Stereotype jokes
Why is Santa always so jolly? Because he knows where all the naughty girls live.
A gay guy and a trucker get in a car crash.
The gay guy says, "Somebody call the police! This man just rammed into me!"
The trucker says, "What the fuck did you just say, fucker? Get over here, I'm gonna wreck your ass!"
The gay man then says, "It's okay, everybody, don't call the police! He wants to negotiate."
How do you get a blonde to drown?
Stick a mirror at the bottom of a pool.
Why do Asians excel at math?
Because their dog can never eat their homework.
Why do emos suck at playing tic-tac-toe on their wrists?
Because when they win, they lose.
What do KFC and a brothel have in common?
They’re both full of greasy chicks.
Why do Blondes never suffer from headaches?
No brain, no pain.
A blonde, a brunette, and a redhead are all in the 9th grade. Which one is the sexiest?
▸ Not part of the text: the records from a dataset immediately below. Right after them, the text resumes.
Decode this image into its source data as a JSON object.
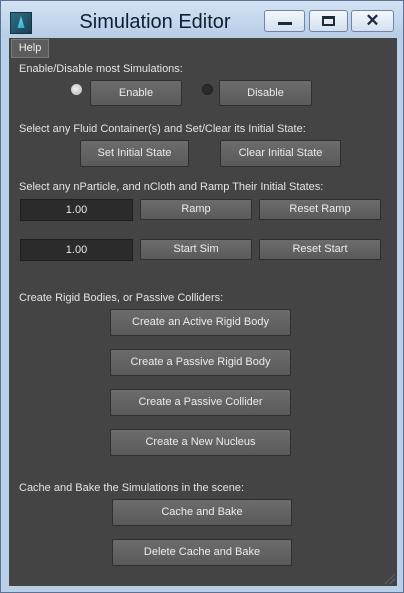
{
  "window": {
    "title": "Simulation Editor"
  },
  "menu": {
    "help": "Help"
  },
  "sections": {
    "toggle": {
      "heading": "Enable/Disable most Simulations:",
      "enable": "Enable",
      "disable": "Disable",
      "selected": "enable"
    },
    "fluid": {
      "heading": "Select any Fluid Container(s) and Set/Clear its Initial State:",
      "set": "Set Initial State",
      "clear": "Clear Initial State"
    },
    "ramp": {
      "heading": "Select any nParticle, and nCloth and Ramp Their Initial States:",
      "ramp_value": "1.00",
      "ramp": "Ramp",
      "reset_ramp": "Reset Ramp",
      "start_value": "1.00",
      "start_sim": "Start Sim",
      "reset_start": "Reset Start"
    },
    "rigid": {
      "heading": "Create Rigid Bodies, or Passive Colliders:",
      "active": "Create an Active Rigid Body",
      "passive": "Create a Passive Rigid Body",
      "collider": "Create a Passive Collider",
      "nucleus": "Create a New Nucleus"
    },
    "cache": {
      "heading": "Cache and Bake the Simulations in the scene:",
      "bake": "Cache and Bake",
      "delete": "Delete Cache and Bake"
    }
  }
}
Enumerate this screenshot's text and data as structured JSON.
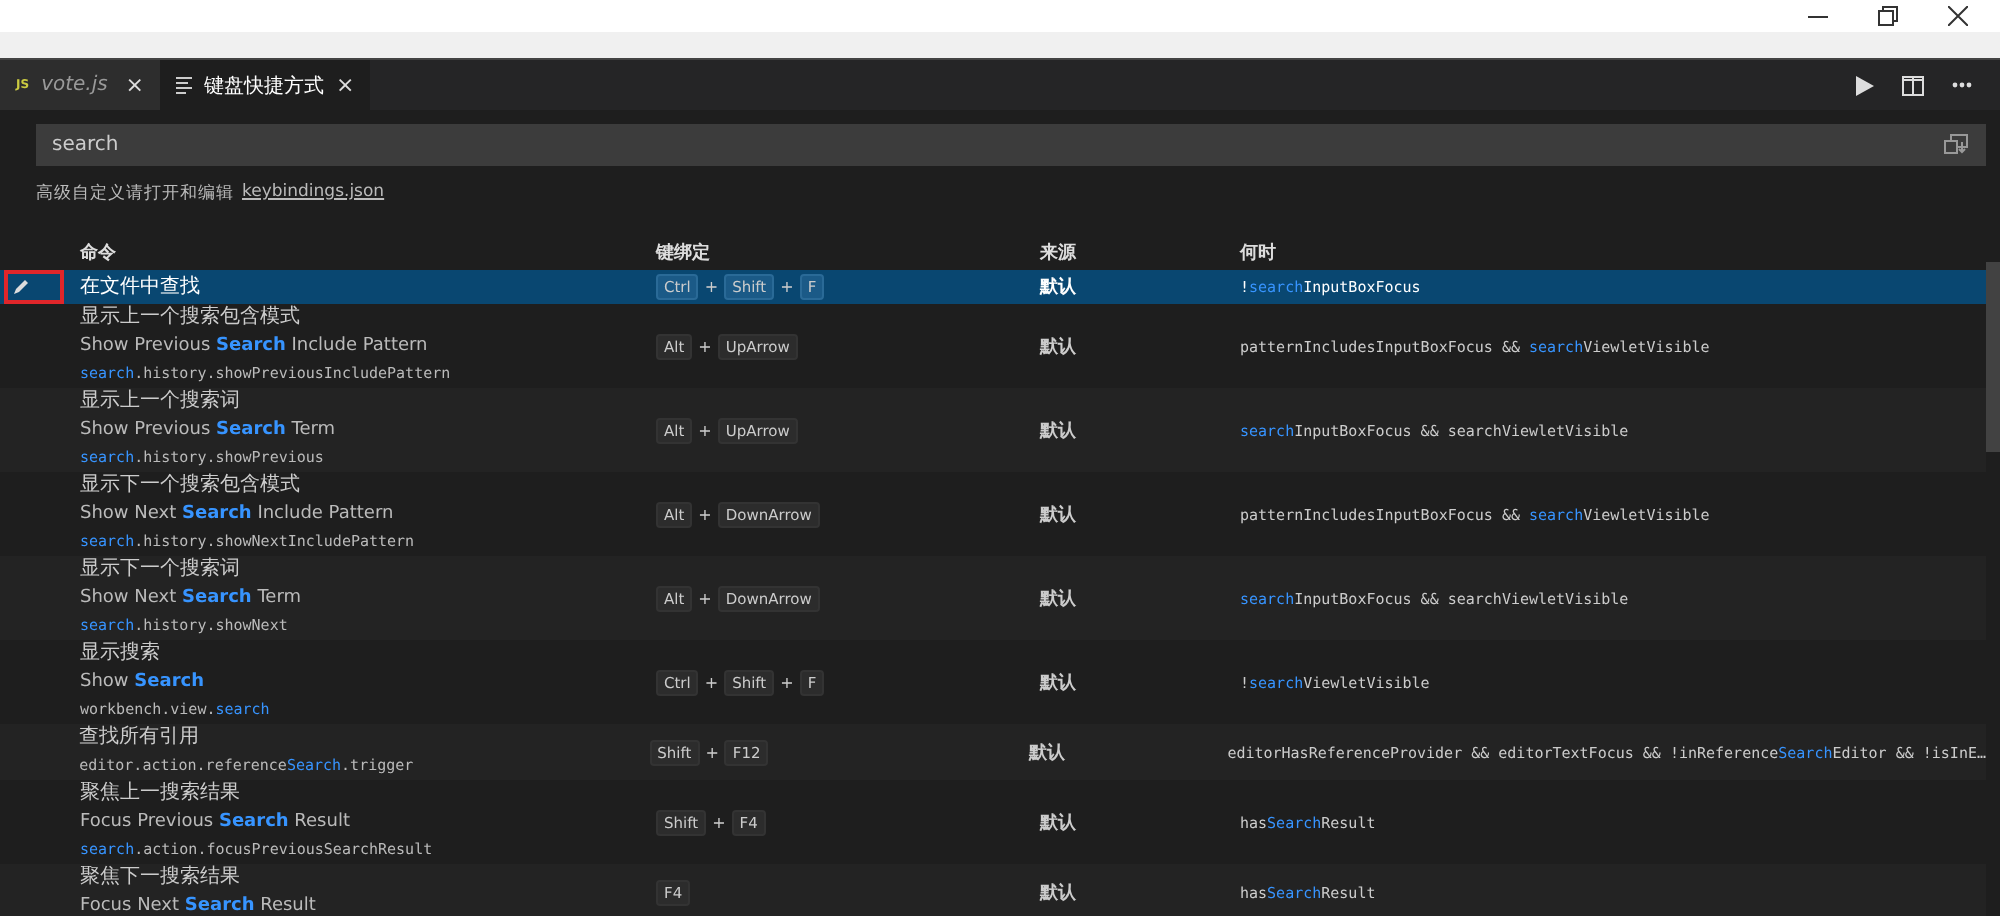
{
  "tabs": [
    {
      "icon_text": "JS",
      "label": "vote.js",
      "close": "×",
      "selected": false,
      "kind": "js"
    },
    {
      "label": "键盘快捷方式",
      "close": "×",
      "selected": true,
      "kind": "doc"
    }
  ],
  "search": {
    "value": "search"
  },
  "hint": {
    "text": "高级自定义请打开和编辑",
    "link": "keybindings.json"
  },
  "columns": [
    "命令",
    "键绑定",
    "来源",
    "何时"
  ],
  "rows": [
    {
      "selected": true,
      "annotated": true,
      "title": "在文件中查找",
      "label": [],
      "command": [],
      "keys": [
        {
          "kind": "key",
          "text": "Ctrl"
        },
        {
          "kind": "sep",
          "text": "+"
        },
        {
          "kind": "key",
          "text": "Shift"
        },
        {
          "kind": "sep",
          "text": "+"
        },
        {
          "kind": "key",
          "text": "F"
        }
      ],
      "source": "默认",
      "when": [
        {
          "text": "!"
        },
        {
          "text": "search",
          "match": true
        },
        {
          "text": "InputBoxFocus"
        }
      ]
    },
    {
      "selected": false,
      "title": "显示上一个搜索包含模式",
      "label": [
        {
          "text": "Show Previous "
        },
        {
          "text": "Search",
          "match": true
        },
        {
          "text": " Include Pattern"
        }
      ],
      "command": [
        {
          "text": "search",
          "match": true
        },
        {
          "text": ".history.showPreviousIncludePattern"
        }
      ],
      "keys": [
        {
          "kind": "key",
          "text": "Alt"
        },
        {
          "kind": "sep",
          "text": "+"
        },
        {
          "kind": "key",
          "text": "UpArrow"
        }
      ],
      "source": "默认",
      "when": [
        {
          "text": "patternIncludesInputBoxFocus && "
        },
        {
          "text": "search",
          "match": true
        },
        {
          "text": "ViewletVisible"
        }
      ]
    },
    {
      "selected": false,
      "title": "显示上一个搜索词",
      "label": [
        {
          "text": "Show Previous "
        },
        {
          "text": "Search",
          "match": true
        },
        {
          "text": " Term"
        }
      ],
      "command": [
        {
          "text": "search",
          "match": true
        },
        {
          "text": ".history.showPrevious"
        }
      ],
      "keys": [
        {
          "kind": "key",
          "text": "Alt"
        },
        {
          "kind": "sep",
          "text": "+"
        },
        {
          "kind": "key",
          "text": "UpArrow"
        }
      ],
      "source": "默认",
      "when": [
        {
          "text": "search",
          "match": true
        },
        {
          "text": "InputBoxFocus && searchViewletVisible"
        }
      ]
    },
    {
      "selected": false,
      "title": "显示下一个搜索包含模式",
      "label": [
        {
          "text": "Show Next "
        },
        {
          "text": "Search",
          "match": true
        },
        {
          "text": " Include Pattern"
        }
      ],
      "command": [
        {
          "text": "search",
          "match": true
        },
        {
          "text": ".history.showNextIncludePattern"
        }
      ],
      "keys": [
        {
          "kind": "key",
          "text": "Alt"
        },
        {
          "kind": "sep",
          "text": "+"
        },
        {
          "kind": "key",
          "text": "DownArrow"
        }
      ],
      "source": "默认",
      "when": [
        {
          "text": "patternIncludesInputBoxFocus && "
        },
        {
          "text": "search",
          "match": true
        },
        {
          "text": "ViewletVisible"
        }
      ]
    },
    {
      "selected": false,
      "title": "显示下一个搜索词",
      "label": [
        {
          "text": "Show Next "
        },
        {
          "text": "Search",
          "match": true
        },
        {
          "text": " Term"
        }
      ],
      "command": [
        {
          "text": "search",
          "match": true
        },
        {
          "text": ".history.showNext"
        }
      ],
      "keys": [
        {
          "kind": "key",
          "text": "Alt"
        },
        {
          "kind": "sep",
          "text": "+"
        },
        {
          "kind": "key",
          "text": "DownArrow"
        }
      ],
      "source": "默认",
      "when": [
        {
          "text": "search",
          "match": true
        },
        {
          "text": "InputBoxFocus && searchViewletVisible"
        }
      ]
    },
    {
      "selected": false,
      "title": "显示搜索",
      "label": [
        {
          "text": "Show "
        },
        {
          "text": "Search",
          "match": true
        }
      ],
      "command": [
        {
          "text": "workbench.view."
        },
        {
          "text": "search",
          "match": true
        }
      ],
      "keys": [
        {
          "kind": "key",
          "text": "Ctrl"
        },
        {
          "kind": "sep",
          "text": "+"
        },
        {
          "kind": "key",
          "text": "Shift"
        },
        {
          "kind": "sep",
          "text": "+"
        },
        {
          "kind": "key",
          "text": "F"
        }
      ],
      "source": "默认",
      "when": [
        {
          "text": "!"
        },
        {
          "text": "search",
          "match": true
        },
        {
          "text": "ViewletVisible"
        }
      ]
    },
    {
      "selected": false,
      "title": "查找所有引用",
      "label": [],
      "command": [
        {
          "text": "editor.action.reference"
        },
        {
          "text": "Search",
          "match": true
        },
        {
          "text": ".trigger"
        }
      ],
      "keys": [
        {
          "kind": "key",
          "text": "Shift"
        },
        {
          "kind": "sep",
          "text": "+"
        },
        {
          "kind": "key",
          "text": "F12"
        }
      ],
      "source": "默认",
      "when": [
        {
          "text": "editorHasReferenceProvider && editorTextFocus && !inReference"
        },
        {
          "text": "Search",
          "match": true
        },
        {
          "text": "Editor && !isInE…"
        }
      ]
    },
    {
      "selected": false,
      "title": "聚焦上一搜索结果",
      "label": [
        {
          "text": "Focus Previous "
        },
        {
          "text": "Search",
          "match": true
        },
        {
          "text": " Result"
        }
      ],
      "command": [
        {
          "text": "search",
          "match": true
        },
        {
          "text": ".action.focusPreviousSearchResult"
        }
      ],
      "keys": [
        {
          "kind": "key",
          "text": "Shift"
        },
        {
          "kind": "sep",
          "text": "+"
        },
        {
          "kind": "key",
          "text": "F4"
        }
      ],
      "source": "默认",
      "when": [
        {
          "text": "has"
        },
        {
          "text": "Search",
          "match": true
        },
        {
          "text": "Result"
        }
      ]
    },
    {
      "selected": false,
      "title": "聚焦下一搜索结果",
      "label": [
        {
          "text": "Focus Next "
        },
        {
          "text": "Search",
          "match": true
        },
        {
          "text": " Result"
        }
      ],
      "command": [],
      "keys": [
        {
          "kind": "key",
          "text": "F4"
        }
      ],
      "source": "默认",
      "when": [
        {
          "text": "has"
        },
        {
          "text": "Search",
          "match": true
        },
        {
          "text": "Result"
        }
      ]
    }
  ]
}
The blonde, because she’s the only one who’s 18.
What do you do when a blonde throws a grenade at you?
You pull the pin and throw it back!
What do you call a stoned kid with Down syndrome?
A baked potato.
Why did the emo swallow an alarm clock?
So he could wake up inside.
What’s an Emo’s favorite exercise?
The dead hang.
Why do Arabs hate chess?
Because the queen is allowed to move freely.
What do you call AG?
A beta male.
What do you call a group of emo people?
"The Suicide Squad."
I told my mom I'm happy and she said: "I didn't know you were gay."
90% of women don't like men in pink shirts. Ironically, 90% of men in pink shirts don't like women.
What do you call two lesbians in a closet?
A liquor cabinet.
How do you piss off a disabled person?
You put the cookie on the other shoulder.
Yo mama was so dumb, he didn't know how to turn on his computer.